IRAQ The advance of government troops slowed yesterday in the last push to drive Islamic State group militants from the remaining pockets of Mosul. The city’s wide-scale military operation was launched in October last year and its eastern half was declared liberated in January. The United Nations has warned that civilians will be hardest hit in the final phase of the assault.

AUSTRALIAN drug smuggler Schapelle Corby, whose trial and imprisonment on Indonesia’s tourist island of Bali mesmerized her country for more than a decade, returned home yesterday.

INDONESIA Lawmakers should expedite the passage of revised anti-terrorism laws that give police more power, President Joko Widodo said after twin suicide attacks in the capital last week killed three policemen.

MYANMAR was supposed to turn away from China and toward the West when the United States helped the Southeast Asian country make the transition to a civilian government after five decades of military rule. Instead, the opposite is happening. 

SRI LANKA Rescuers yesterday pulled out more bodies that were buried by enormous mudslides as the death toll in the disaster climbed to 151, with 111 others missing. Although the weather has cleared, more rains are forecast for today, threatening to bring further misery to over 100,000 people displaced in western and southern regions of the island nation that were lashed by two days of torrential rains.

INDIA Government forces enforced a strict curfew in parts of Indian-controlled Kashmir yesterday, a day after the killing of a prominent rebel commander by Indian soldiers sparked massive protests in the disputed region. 

POLAND’s  popular pro-democracy movement has elected a new leader amid signs of waning and controversies surrounding the finances of its previous chairman.

SPAIN’s minority government has cobbled together enough support from opposition parties in Parliament to pass its 2017 budget.
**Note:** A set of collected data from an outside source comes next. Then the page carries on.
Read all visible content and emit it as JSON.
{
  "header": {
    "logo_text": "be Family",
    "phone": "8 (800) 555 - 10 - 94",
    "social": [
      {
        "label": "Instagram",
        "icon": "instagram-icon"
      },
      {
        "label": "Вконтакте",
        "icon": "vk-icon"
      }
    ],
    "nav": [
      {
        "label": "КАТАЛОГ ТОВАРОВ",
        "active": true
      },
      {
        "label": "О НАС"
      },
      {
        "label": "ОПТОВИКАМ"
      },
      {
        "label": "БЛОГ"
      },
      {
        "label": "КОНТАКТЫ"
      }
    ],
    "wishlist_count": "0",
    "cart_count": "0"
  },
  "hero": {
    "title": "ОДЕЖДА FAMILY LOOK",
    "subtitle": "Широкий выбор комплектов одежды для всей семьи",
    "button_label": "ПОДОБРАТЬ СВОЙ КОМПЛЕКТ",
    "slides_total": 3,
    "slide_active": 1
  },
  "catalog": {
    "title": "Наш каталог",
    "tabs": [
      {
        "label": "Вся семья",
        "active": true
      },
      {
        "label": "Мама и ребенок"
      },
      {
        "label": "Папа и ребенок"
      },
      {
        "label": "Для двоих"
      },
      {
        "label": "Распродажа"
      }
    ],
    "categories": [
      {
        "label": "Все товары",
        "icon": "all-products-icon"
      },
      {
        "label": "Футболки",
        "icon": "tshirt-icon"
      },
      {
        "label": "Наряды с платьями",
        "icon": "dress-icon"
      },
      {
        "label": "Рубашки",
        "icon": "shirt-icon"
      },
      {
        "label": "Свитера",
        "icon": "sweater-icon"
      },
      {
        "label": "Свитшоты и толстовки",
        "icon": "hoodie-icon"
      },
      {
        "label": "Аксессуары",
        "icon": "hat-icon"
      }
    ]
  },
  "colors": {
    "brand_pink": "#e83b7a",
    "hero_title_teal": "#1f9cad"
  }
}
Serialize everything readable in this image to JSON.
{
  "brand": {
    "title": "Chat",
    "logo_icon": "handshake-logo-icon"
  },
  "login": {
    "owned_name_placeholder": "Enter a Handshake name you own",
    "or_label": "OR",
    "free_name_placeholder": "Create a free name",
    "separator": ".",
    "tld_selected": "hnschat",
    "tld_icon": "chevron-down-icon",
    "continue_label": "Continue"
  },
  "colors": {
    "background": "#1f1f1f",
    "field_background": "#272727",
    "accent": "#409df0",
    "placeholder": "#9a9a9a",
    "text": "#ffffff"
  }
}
Prime Minister Mariano Rajoy required just one additional vote to obtain a majority of 176 and that was granted by Nueva Canarias, a regional party of Spain’s Canary Islands.

BRAZIL Key leaders in the governing coalition of embattled Brazilian President Michel Temer are now speculating about who might replace him if he is forced from office by a corruption scandal — frank talk that underscores his fragile grasp on power.